Beyond the Price of Gas: Iranian Protests Raise Specter of Regime Change
Though the latest unrest in Iran about the rising prices of fuel started as a purely internal issue, Washington quickly inserted itself into the dispute, seeking to advance its agenda of toppling the government in Tehran.
Gas prices doubled or even tripled over the weekend, following a decision by the government to cut fuel subsidies and redirect those funds into other social programs. Widespread protests across Iran have escalated into riots in some places, with reports of half a dozen deaths and multiple injuries. The authorities have blamed the US for fueling the unrest and apparently shut down the internet in response.
The official line coming out of Tehran seems to be that protests themselves are legitimate, but that the violence was the work of “a group of anarchists and saboteurs” which are “by no means in line with the conduct and behavior of the majority of the understanding and insightful Iranian people,” in the words of Foreign Ministry Spokesman Abbas Mousavi.
Another indication that the government recognizes the protests as legitimate was a sarcasm-laden segment about gas prices and inflation in general, which had no trouble airing on state TV.
Washington is not even bothering to hide its glee. Over the weekend, as the protests heated up, Secretary of State Mike Pompeo retweeted a 2018 message to the “people of Iran,” telling them that the US “hears you… supports you… is with you.”
On Monday, the State Department tweeted out graphics accusing the government in Tehran of spending billions of dollars on “funding terrorism” instead of on social programs at home.
That’s some irony, considering that Iran’s current predicament is almost entirely due to the US unilaterally shredding the 2015 nuclear deal and reimposing sanctions on Tehran – while threatening other countries to follow suit, or else. Pompeo himself said a year ago that Iran had a choice to submit or starve.
Mousavi brought that up on Sunday, arguing the people of Iran are “under pressure of the United States’ economic terrorism,” and rejecting Pompeo’s “hypocritical remarks” as lacking genuine sympathy.
Support for the protests by US-backed exiles such as MEK, who are angling for regime change in Tehran, will do little to dissuade those in Iran inclined to see Washington behind the violence.
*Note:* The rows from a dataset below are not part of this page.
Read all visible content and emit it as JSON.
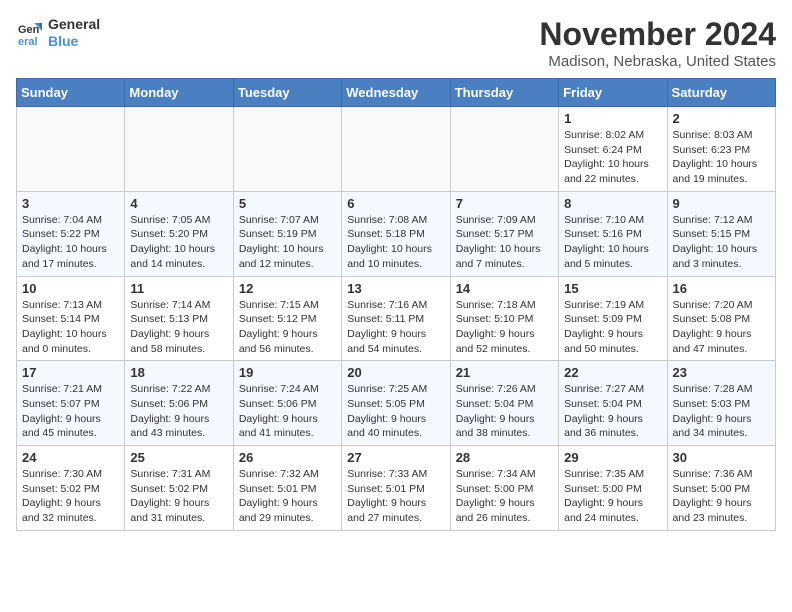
{
  "header": {
    "logo_line1": "General",
    "logo_line2": "Blue",
    "month_year": "November 2024",
    "location": "Madison, Nebraska, United States"
  },
  "weekdays": [
    "Sunday",
    "Monday",
    "Tuesday",
    "Wednesday",
    "Thursday",
    "Friday",
    "Saturday"
  ],
  "weeks": [
    [
      {
        "day": "",
        "info": ""
      },
      {
        "day": "",
        "info": ""
      },
      {
        "day": "",
        "info": ""
      },
      {
        "day": "",
        "info": ""
      },
      {
        "day": "",
        "info": ""
      },
      {
        "day": "1",
        "info": "Sunrise: 8:02 AM\nSunset: 6:24 PM\nDaylight: 10 hours\nand 22 minutes."
      },
      {
        "day": "2",
        "info": "Sunrise: 8:03 AM\nSunset: 6:23 PM\nDaylight: 10 hours\nand 19 minutes."
      }
    ],
    [
      {
        "day": "3",
        "info": "Sunrise: 7:04 AM\nSunset: 5:22 PM\nDaylight: 10 hours\nand 17 minutes."
      },
      {
        "day": "4",
        "info": "Sunrise: 7:05 AM\nSunset: 5:20 PM\nDaylight: 10 hours\nand 14 minutes."
      },
      {
        "day": "5",
        "info": "Sunrise: 7:07 AM\nSunset: 5:19 PM\nDaylight: 10 hours\nand 12 minutes."
      },
      {
        "day": "6",
        "info": "Sunrise: 7:08 AM\nSunset: 5:18 PM\nDaylight: 10 hours\nand 10 minutes."
      },
      {
        "day": "7",
        "info": "Sunrise: 7:09 AM\nSunset: 5:17 PM\nDaylight: 10 hours\nand 7 minutes."
      },
      {
        "day": "8",
        "info": "Sunrise: 7:10 AM\nSunset: 5:16 PM\nDaylight: 10 hours\nand 5 minutes."
      },
      {
        "day": "9",
        "info": "Sunrise: 7:12 AM\nSunset: 5:15 PM\nDaylight: 10 hours\nand 3 minutes."
      }
    ],
    [
      {
        "day": "10",
        "info": "Sunrise: 7:13 AM\nSunset: 5:14 PM\nDaylight: 10 hours\nand 0 minutes."
      },
      {
        "day": "11",
        "info": "Sunrise: 7:14 AM\nSunset: 5:13 PM\nDaylight: 9 hours\nand 58 minutes."
      },
      {
        "day": "12",
        "info": "Sunrise: 7:15 AM\nSunset: 5:12 PM\nDaylight: 9 hours\nand 56 minutes."
      },
      {
        "day": "13",
        "info": "Sunrise: 7:16 AM\nSunset: 5:11 PM\nDaylight: 9 hours\nand 54 minutes."
      },
      {
        "day": "14",
        "info": "Sunrise: 7:18 AM\nSunset: 5:10 PM\nDaylight: 9 hours\nand 52 minutes."
      },
      {
        "day": "15",
        "info": "Sunrise: 7:19 AM\nSunset: 5:09 PM\nDaylight: 9 hours\nand 50 minutes."
      },
      {
        "day": "16",
        "info": "Sunrise: 7:20 AM\nSunset: 5:08 PM\nDaylight: 9 hours\nand 47 minutes."
      }
    ],
    [
      {
        "day": "17",
        "info": "Sunrise: 7:21 AM\nSunset: 5:07 PM\nDaylight: 9 hours\nand 45 minutes."
      },
      {
        "day": "18",
        "info": "Sunrise: 7:22 AM\nSunset: 5:06 PM\nDaylight: 9 hours\nand 43 minutes."
      },
      {
        "day": "19",
        "info": "Sunrise: 7:24 AM\nSunset: 5:06 PM\nDaylight: 9 hours\nand 41 minutes."
      },
      {
        "day": "20",
        "info": "Sunrise: 7:25 AM\nSunset: 5:05 PM\nDaylight: 9 hours\nand 40 minutes."
      },
      {
        "day": "21",
        "info": "Sunrise: 7:26 AM\nSunset: 5:04 PM\nDaylight: 9 hours\nand 38 minutes."
      },
      {
        "day": "22",
        "info": "Sunrise: 7:27 AM\nSunset: 5:04 PM\nDaylight: 9 hours\nand 36 minutes."
      },
      {
        "day": "23",
        "info": "Sunrise: 7:28 AM\nSunset: 5:03 PM\nDaylight: 9 hours\nand 34 minutes."
      }
    ],
    [
      {
        "day": "24",
        "info": "Sunrise: 7:30 AM\nSunset: 5:02 PM\nDaylight: 9 hours\nand 32 minutes."
      },
      {
        "day": "25",
        "info": "Sunrise: 7:31 AM\nSunset: 5:02 PM\nDaylight: 9 hours\nand 31 minutes."
      },
      {
        "day": "26",
        "info": "Sunrise: 7:32 AM\nSunset: 5:01 PM\nDaylight: 9 hours\nand 29 minutes."
      },
      {
        "day": "27",
        "info": "Sunrise: 7:33 AM\nSunset: 5:01 PM\nDaylight: 9 hours\nand 27 minutes."
      },
      {
        "day": "28",
        "info": "Sunrise: 7:34 AM\nSunset: 5:00 PM\nDaylight: 9 hours\nand 26 minutes."
      },
      {
        "day": "29",
        "info": "Sunrise: 7:35 AM\nSunset: 5:00 PM\nDaylight: 9 hours\nand 24 minutes."
      },
      {
        "day": "30",
        "info": "Sunrise: 7:36 AM\nSunset: 5:00 PM\nDaylight: 9 hours\nand 23 minutes."
      }
    ]
  ]
}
It is no secret that Washington has been opposed to the Islamic Republic ever since it overthrew the pro-US monarchy in the 1979 revolution. While it may have seemed that Trump’s hard line towards Tehran may have been driven by MEK fan John Bolton, the fact that nothing changed following Bolton’s dismissal in September suggests otherwise.
When Pompeo says the US “stands with the people of Iran,” it is hard to not notice that he also“stands with Venezuela” – in wanting regime change in Caracas, that is. Or that the Trump administration hailed the entirely undemocratic trampling of electoral results in Bolivia as a “significant moment for democracy” and “one step closer to a completely democratic, prosperous, and free Western Hemisphere.”
Rising gas prices were behind last month’s demonstrations in Ecuador, as well as the Yellow Vests movement in France that’s been going on for a year now. Chileans have been protesting for weeks over subway fare hikes – with two dozen reported deaths so far. Yet the US has not clamored for regime change in any of those places. Amnesty International has not been “horrified” or “alarmed” by any of them, as it is about Iran.
Compare and contrast the amount of coverage given to those protests with places whose governments Washington disapproves of: Hong Kong, Bolivia, Venezuela, Iran… Could it possibly be that the “who” and the “where” have a lot more to do with that than the “why”?
One of the overlooked but especially pernicious effects of US-backed “color revolutions” over the past 20 years has been to poison the well of genuine democracy and grassroots protests around the world. When media, NGOs, street protests and even elections are easily weaponized to either advance the cause of regime change, or delegitimize genuine social movements – depending solely on whether the US likes the country’s government or not – how does anyone know what is legitimate anymore?
So no, this is not just about the cost of gas at the pump.